269. Company incorporated outside the Abu Dhabi Global Market may be wound up though dissolved
Where a company incorporated outside the Abu Dhabi Global Market which has been carrying on business in the Abu Dhabi Global Market ceases to carry on business in the Abu Dhabi Global Market, it may be wound up as an unregistered company under this Part 6 (Cross-border Insolvency), notwithstanding that it has been dissolved or otherwise ceased to exist as a company under or by virtue of the laws of the country under which it was incorporated.
270. Outstanding property of a defunct unregistered company(1) This Section applies where, after the dissolution of an unregistered company, outstanding property of the unregistered company remains in the Abu Dhabi Global Market.(2) All property and rights of the unregistered company vests in the Abu Dhabi Global Market in accordance with Section 296 (Property of dissolved Company).
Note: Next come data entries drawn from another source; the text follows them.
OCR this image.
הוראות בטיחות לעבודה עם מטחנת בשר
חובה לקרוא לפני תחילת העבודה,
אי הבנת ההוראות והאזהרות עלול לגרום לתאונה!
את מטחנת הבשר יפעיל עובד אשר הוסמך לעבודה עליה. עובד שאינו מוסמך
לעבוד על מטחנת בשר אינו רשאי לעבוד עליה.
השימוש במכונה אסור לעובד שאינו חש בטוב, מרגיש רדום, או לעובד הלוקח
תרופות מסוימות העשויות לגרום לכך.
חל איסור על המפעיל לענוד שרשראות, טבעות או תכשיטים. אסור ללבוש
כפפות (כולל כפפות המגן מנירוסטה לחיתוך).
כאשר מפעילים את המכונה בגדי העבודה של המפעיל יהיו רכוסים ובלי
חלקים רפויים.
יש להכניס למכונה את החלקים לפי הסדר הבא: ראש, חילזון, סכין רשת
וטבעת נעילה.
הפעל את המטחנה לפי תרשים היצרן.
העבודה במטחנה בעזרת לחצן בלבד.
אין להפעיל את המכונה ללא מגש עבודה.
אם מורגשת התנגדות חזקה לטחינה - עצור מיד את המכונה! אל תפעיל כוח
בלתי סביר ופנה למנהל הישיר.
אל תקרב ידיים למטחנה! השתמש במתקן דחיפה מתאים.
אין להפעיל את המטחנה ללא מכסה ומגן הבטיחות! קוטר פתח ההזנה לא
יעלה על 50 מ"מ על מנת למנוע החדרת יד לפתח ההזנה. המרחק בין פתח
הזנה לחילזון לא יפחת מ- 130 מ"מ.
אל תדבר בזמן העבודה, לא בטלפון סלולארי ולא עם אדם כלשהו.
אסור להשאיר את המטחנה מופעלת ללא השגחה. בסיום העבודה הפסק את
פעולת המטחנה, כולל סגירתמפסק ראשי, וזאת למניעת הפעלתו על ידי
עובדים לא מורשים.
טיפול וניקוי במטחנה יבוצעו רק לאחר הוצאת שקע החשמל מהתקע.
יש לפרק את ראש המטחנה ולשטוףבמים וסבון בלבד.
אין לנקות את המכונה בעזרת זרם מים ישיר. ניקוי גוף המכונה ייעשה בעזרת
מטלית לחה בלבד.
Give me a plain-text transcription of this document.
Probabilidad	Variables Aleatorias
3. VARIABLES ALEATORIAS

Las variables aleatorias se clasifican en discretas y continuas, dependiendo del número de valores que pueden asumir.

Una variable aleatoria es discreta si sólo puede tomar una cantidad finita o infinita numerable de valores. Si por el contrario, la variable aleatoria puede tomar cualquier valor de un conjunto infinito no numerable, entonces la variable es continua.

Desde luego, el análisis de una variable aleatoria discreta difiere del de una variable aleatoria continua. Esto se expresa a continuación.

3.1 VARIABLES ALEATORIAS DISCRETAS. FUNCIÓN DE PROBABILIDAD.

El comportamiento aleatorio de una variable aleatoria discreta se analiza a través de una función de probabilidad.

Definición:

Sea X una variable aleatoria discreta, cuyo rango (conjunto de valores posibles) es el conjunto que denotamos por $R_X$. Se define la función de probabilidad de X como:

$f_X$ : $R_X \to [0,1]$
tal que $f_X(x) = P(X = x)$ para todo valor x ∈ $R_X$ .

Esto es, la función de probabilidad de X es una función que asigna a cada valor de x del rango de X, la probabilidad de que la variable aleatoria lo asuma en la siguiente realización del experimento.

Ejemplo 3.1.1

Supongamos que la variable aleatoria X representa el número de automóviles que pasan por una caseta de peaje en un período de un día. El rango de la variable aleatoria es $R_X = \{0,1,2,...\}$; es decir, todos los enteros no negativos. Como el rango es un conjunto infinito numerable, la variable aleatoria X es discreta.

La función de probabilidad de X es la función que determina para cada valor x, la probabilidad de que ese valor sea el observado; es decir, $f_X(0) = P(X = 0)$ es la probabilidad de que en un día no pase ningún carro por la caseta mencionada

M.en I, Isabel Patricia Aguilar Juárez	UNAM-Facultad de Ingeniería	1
Chapter 2 Chapter 2 — Recognition of foreign insolvency proceedings
271. UNCITRAL Model Law to have force of law(1) The UNCITRAL Model Law shall have the force of law in the Abu Dhabi Global Market in the form set out in Schedule 10 (Application of UNCITRAL Model Law) (which contains the UNCITRAL Model Law with certain modifications to adapt it for application in the Abu Dhabi Global Market).(2) Without prejudice to any practice of the Court as to the matters which may be considered apart from this subsection, the following documents may be considered in ascertaining the meaning or effect of any provision of the UNCITRAL Model Law as set out in Schedule 10 (Application of UNCITRAL Model Law) —(a) the UNCITRAL Model Law;(b) any documents of the United Nations Commission on International Trade Law and its working group relating to the preparation of the UNCITRAL Model Law; and(c) the Guide to Enactment of the UNCITRAL Model Law (UNCITRAL document A/CN.9/442) prepared at the request of the United Nations Commission on International Trade Law made in May 1997.
272. Modification of insolvency law of the Abu Dhabi Global Market(1) These Regulations shall apply with such modifications as the context requires for the purpose of giving effect to the provisions of Schedule 10 (Application of UNCITRAL Model Law).(2) In the case of any conflict between any provision of these Regulations and Schedule 10 (Application of UNCITRAL Model Law), the latter shall prevail.
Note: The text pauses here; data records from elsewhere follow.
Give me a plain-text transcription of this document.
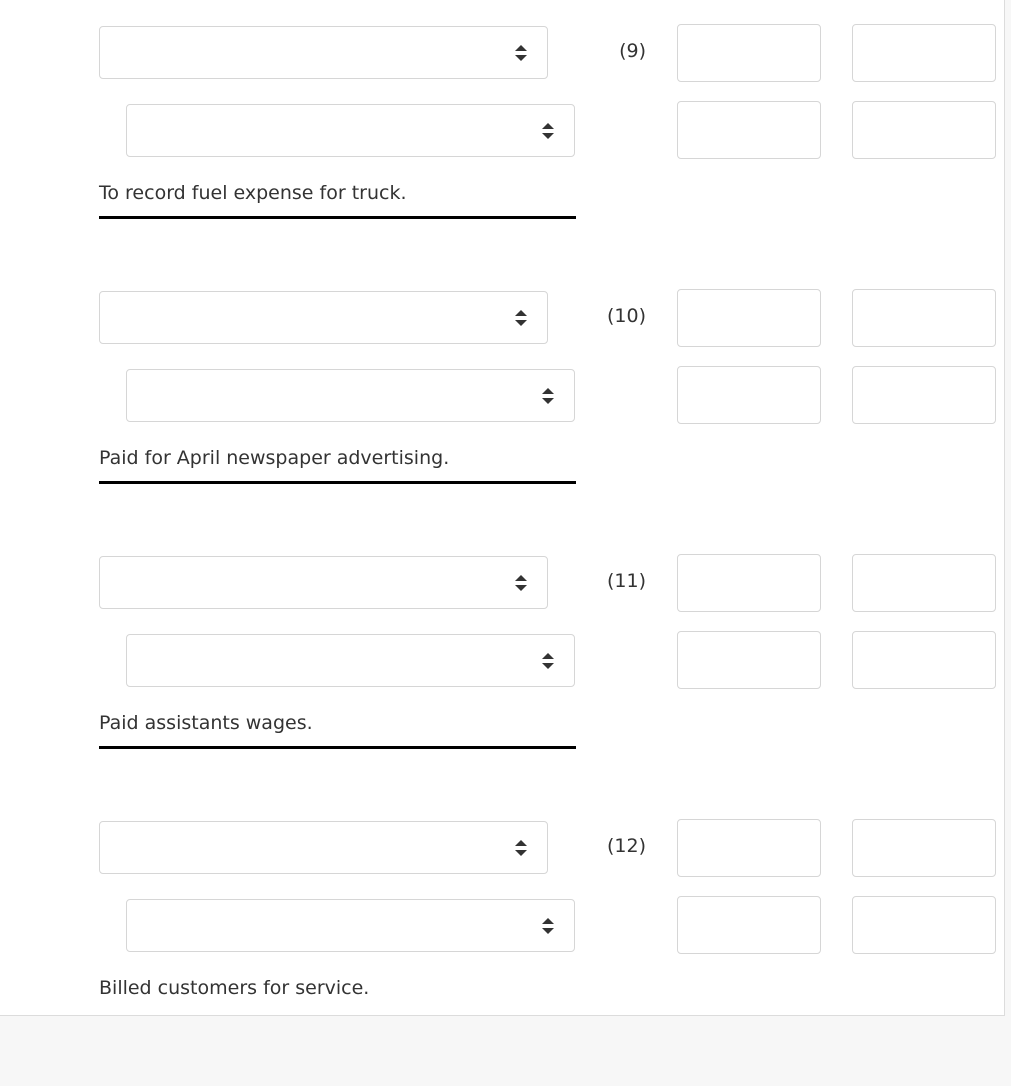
(9)
To record fuel expense for truck.
(10)
Paid for April newspaper advertising.
(11)
Paid assistants wages.
(12)
Billed customers for service.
273. Part 9 to be disapplied
Nothing in Part 9 (Insolvency Practitioners) applies to anything done by a foreign representative —(a) under or by virtue of these Regulations; or(b) in relation to relief granted or cooperation provided under these Regulations.
274. Overriding provisions
The Court shall not grant any relief, or modify any relief already granted, or provide any co-operation or coordination, under or by virtue of any of the provisions of Schedule 10 (Application of UNCITRAL Model Law) if and to the extent that such relief or modified relief or cooperation or coordination would —(a) be prohibited under or by virtue of —(i) the Financial Market Regulations or the business rules of any market institution authorised under the Financial Market Regulations; or(ii) the provisions of Part 7 (Financial Markets and Netting);in the case of a proceeding under these Regulations; or(b) interfere with or be inconsistent with any rights of a collateral-taker under Part 7 (Financial Markets and Netting) which could be exercised in the case of such a proceeding.